Visual reasoning with blurry vision

LLMs have the same trouble with visual reasoning problems that they have playing Pokemon. If you can't see the image you're supposed to be reasoning from, it's hard to get the right answer.

For example, ARC Prize Puzzle 00dbd492 depends on visual reasoning of a grid pattern.

If I give Claude a series of screenshots, it fails completely because it can't actually see the pattern in the test input.

But if I give it ASCII art designed to ensure one token per pixel, it gets the answer right.

Is this fixable?

As mentioned above, this has been fixed for math by hard-coding the tokenization rules in a way that makes sense to humans.

For text in general, you can just work off of the raw characters[6], but this requires significantly more compute and memory. There are a bunch of people looking into ways to improve this, but the most interesting one I've seen is Byte Latent Transformers[7], which dynamically selects patches to work with based on complexity instead of using hard-coded tokenization. As far as I know, no one is doing this in frontier models because of the compute cost, though.

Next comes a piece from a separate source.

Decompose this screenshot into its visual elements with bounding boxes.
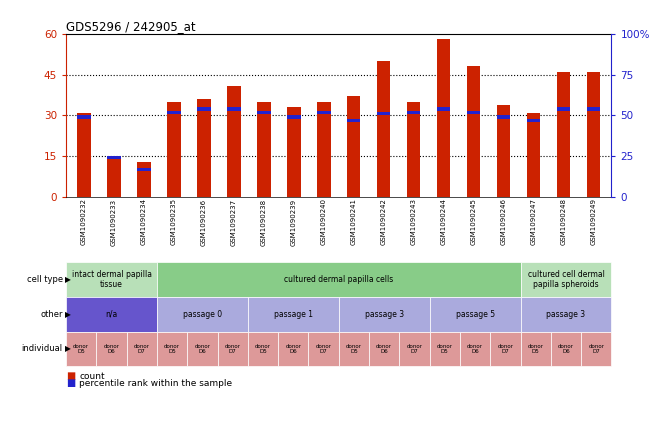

I know less about images, but you can run a transformer on the individual pixels of an image, but again, it's impractical to do this. Images are big, and a single frame of 1080p video contains over 2 million pixels. If those were 2 million individual tokens, a single frame of video would fill your entire context window.

I think vision transformers actually do theoretically have access to pixel-level data though, and there might just be an issue with training or model sizes preventing them from seeing pixel-level features accurately. It might also be possible to do dynamic selection of patch sizes, but unfortunately the big labs don't seem to talk about this, so I'm not sure what the state of the art is.

  1. ^

    Tokenization also causes the model to generate the first level of embeddings on potentially more meaningful word-level chunks, but the model could learn how to group (or not) characters in later layers if the first layer was character-level.

  2. ^

    Adding numbers written left-to-right is also hard for transformers, but much easier when they don't have to memorize the whole thing!

  3. ^

    Tokenization usually uses how common tokens are, so a very common number like 1945 will get its own unique token while less common numbers like 945 will be broken into separate tokens.

  4. ^

    If you're a programmer, this means an array of 4096 numbers.

  5. ^

    14 x 14 x 3 (RGB channels) x 8 = 4704

  6. ^

    Although this doesn't entirely solve the problem, since characters aren't the only layer of input with meaning. Try asking a character-level model to count the strokes in "罐".